The AI-generated option sets for the decision. Each scenario lays out two to four courses of action with assumptions, projected impact, and a recommended choice. See Scenarios for the structure and the Approve & Apply lifecycle.

A case can carry multiple scenarios over its life — for example, an initial set generated when the case opens, plus a refined set after stakeholder feedback.

How cases are created

SourceExample
Autonomous agentsA critical margin pressure or SLA breach signal opens a case automatically, with risks and AI agent inputs already populated.
From a riskA risk register entry is promoted to a case once an owner is assigned.
Manual”Should we lower rates on this engagement to save the renewal?”
From the assistantDigitalCore proposes opening a case after spotting a cross-domain pattern.
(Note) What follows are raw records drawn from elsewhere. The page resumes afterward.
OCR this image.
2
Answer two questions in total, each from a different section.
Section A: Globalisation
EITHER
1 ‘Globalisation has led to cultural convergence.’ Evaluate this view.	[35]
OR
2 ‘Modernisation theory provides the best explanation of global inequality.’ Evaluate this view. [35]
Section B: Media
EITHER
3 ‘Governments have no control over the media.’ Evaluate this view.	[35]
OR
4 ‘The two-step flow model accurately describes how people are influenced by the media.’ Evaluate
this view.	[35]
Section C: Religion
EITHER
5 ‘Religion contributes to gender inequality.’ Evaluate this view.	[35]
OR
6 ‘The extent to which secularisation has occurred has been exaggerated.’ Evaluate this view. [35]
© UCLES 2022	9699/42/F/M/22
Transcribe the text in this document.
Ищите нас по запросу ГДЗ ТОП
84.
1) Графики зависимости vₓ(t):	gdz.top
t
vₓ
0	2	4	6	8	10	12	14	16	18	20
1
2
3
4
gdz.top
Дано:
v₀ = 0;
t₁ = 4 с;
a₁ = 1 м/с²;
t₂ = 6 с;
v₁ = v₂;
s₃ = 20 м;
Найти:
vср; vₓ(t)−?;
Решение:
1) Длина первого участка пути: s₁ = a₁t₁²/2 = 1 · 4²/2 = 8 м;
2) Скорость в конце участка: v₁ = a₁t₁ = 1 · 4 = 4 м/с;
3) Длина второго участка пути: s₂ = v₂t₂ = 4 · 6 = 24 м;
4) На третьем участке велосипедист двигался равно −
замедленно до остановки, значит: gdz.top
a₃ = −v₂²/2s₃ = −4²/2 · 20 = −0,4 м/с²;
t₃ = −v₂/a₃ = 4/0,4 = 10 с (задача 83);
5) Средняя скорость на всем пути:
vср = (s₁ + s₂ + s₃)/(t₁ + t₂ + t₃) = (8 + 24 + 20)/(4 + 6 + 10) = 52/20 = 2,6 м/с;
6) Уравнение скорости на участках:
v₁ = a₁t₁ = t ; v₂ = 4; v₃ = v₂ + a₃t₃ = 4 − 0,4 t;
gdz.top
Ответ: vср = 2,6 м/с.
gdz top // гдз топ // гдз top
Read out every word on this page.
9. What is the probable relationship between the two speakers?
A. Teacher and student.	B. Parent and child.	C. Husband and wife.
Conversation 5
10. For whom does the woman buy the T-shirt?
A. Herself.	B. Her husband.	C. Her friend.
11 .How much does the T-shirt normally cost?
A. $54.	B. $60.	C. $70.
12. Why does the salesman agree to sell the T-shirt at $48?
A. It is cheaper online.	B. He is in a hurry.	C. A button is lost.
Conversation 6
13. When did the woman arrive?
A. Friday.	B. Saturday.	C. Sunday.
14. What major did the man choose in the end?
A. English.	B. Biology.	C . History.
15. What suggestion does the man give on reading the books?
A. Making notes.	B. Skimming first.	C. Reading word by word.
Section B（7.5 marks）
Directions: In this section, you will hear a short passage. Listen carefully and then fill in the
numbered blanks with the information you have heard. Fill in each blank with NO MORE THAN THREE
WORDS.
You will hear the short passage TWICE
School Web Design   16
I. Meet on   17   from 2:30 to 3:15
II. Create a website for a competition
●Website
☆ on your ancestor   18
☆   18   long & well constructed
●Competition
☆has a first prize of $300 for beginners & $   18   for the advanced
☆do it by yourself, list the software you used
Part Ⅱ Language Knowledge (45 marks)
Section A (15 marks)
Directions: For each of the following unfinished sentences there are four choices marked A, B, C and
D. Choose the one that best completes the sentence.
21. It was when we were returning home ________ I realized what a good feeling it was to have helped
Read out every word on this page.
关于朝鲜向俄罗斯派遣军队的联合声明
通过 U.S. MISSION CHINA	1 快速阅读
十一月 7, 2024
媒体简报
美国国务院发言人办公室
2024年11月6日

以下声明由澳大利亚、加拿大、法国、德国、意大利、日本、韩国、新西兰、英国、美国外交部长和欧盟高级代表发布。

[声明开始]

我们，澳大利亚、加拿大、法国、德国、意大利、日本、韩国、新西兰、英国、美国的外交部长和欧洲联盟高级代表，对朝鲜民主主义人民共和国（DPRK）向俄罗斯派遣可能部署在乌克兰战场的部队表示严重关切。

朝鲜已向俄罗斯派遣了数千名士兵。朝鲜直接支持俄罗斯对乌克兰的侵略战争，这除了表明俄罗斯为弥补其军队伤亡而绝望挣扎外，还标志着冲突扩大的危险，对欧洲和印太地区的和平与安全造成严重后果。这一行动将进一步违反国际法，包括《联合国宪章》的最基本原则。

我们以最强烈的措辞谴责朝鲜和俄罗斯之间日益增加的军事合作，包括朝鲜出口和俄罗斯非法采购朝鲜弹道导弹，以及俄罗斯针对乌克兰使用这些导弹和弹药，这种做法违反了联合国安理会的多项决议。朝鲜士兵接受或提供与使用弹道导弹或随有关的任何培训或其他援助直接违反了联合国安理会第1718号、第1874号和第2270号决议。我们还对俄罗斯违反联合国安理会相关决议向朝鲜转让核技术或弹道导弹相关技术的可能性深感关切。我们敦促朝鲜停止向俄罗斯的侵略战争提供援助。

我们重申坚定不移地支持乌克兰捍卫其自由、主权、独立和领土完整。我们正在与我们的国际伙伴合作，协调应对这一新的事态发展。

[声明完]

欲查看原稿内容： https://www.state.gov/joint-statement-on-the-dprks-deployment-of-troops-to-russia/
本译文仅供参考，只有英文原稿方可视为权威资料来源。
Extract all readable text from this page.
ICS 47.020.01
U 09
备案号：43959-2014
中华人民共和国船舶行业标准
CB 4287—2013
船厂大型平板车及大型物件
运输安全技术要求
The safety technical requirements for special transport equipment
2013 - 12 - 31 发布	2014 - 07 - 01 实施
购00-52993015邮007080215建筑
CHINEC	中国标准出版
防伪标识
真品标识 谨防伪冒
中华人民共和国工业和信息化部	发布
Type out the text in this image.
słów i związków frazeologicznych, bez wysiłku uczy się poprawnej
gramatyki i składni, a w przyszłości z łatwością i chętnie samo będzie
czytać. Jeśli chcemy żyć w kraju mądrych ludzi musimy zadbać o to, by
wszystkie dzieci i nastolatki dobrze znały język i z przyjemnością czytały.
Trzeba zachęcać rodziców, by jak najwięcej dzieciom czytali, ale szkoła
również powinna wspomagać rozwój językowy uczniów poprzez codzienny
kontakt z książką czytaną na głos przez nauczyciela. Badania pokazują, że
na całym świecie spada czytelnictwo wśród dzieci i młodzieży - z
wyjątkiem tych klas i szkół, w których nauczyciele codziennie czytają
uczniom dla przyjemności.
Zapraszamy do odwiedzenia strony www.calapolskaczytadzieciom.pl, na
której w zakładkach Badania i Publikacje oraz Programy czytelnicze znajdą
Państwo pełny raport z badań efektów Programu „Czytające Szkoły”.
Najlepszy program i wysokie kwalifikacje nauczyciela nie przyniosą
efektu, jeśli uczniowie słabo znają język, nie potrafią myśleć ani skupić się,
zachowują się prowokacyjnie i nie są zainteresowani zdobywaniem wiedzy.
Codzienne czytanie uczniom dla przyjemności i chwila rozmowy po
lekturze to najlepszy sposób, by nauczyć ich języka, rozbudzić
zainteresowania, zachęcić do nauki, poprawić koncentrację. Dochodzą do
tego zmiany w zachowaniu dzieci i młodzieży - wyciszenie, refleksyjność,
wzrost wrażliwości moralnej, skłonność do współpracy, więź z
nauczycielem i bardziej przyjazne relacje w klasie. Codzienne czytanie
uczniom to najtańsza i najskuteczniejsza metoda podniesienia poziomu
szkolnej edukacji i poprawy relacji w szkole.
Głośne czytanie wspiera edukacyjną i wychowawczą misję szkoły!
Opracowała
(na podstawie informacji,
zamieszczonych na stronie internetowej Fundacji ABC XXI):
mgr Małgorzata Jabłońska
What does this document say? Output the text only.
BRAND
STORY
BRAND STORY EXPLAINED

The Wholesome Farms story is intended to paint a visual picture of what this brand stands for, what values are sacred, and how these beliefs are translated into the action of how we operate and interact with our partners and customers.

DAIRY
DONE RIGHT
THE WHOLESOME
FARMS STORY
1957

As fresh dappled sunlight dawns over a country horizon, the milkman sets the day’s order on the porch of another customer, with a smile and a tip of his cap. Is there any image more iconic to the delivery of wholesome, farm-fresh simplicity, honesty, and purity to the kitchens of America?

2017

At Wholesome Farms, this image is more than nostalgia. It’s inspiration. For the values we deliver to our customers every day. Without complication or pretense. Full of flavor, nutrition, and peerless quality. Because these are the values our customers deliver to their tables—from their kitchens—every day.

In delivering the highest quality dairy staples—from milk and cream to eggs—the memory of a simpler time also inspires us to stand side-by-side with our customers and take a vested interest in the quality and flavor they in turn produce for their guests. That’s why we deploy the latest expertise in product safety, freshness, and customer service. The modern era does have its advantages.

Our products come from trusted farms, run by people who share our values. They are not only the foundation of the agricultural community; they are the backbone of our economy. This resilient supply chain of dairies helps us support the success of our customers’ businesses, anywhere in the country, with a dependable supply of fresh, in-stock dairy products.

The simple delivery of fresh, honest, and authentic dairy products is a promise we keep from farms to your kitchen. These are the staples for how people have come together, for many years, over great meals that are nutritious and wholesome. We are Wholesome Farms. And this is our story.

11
See Concepts: Automation for the autonomous agent pipeline.

Lifecycle

  1. Open. The case is created. Owner is set. AI agent inputs and linked risks attach automatically when the agent opens the case.
  2. In review. Issues are worked. One or more scenarios are generated and refined.
  3. Approved or Declined. A decision is recorded against the chosen scenario option.
  4. Applied. The chosen option is applied to the data — rates change, plans update, follow-ups are created.
  5. Closed. The outcome is reviewed against the projection. Lessons feed AI Use Cases.

Approve and Apply are deliberately separate. Approval is a governance moment; Apply is a data moment. You can sign off in advance and apply on a future date.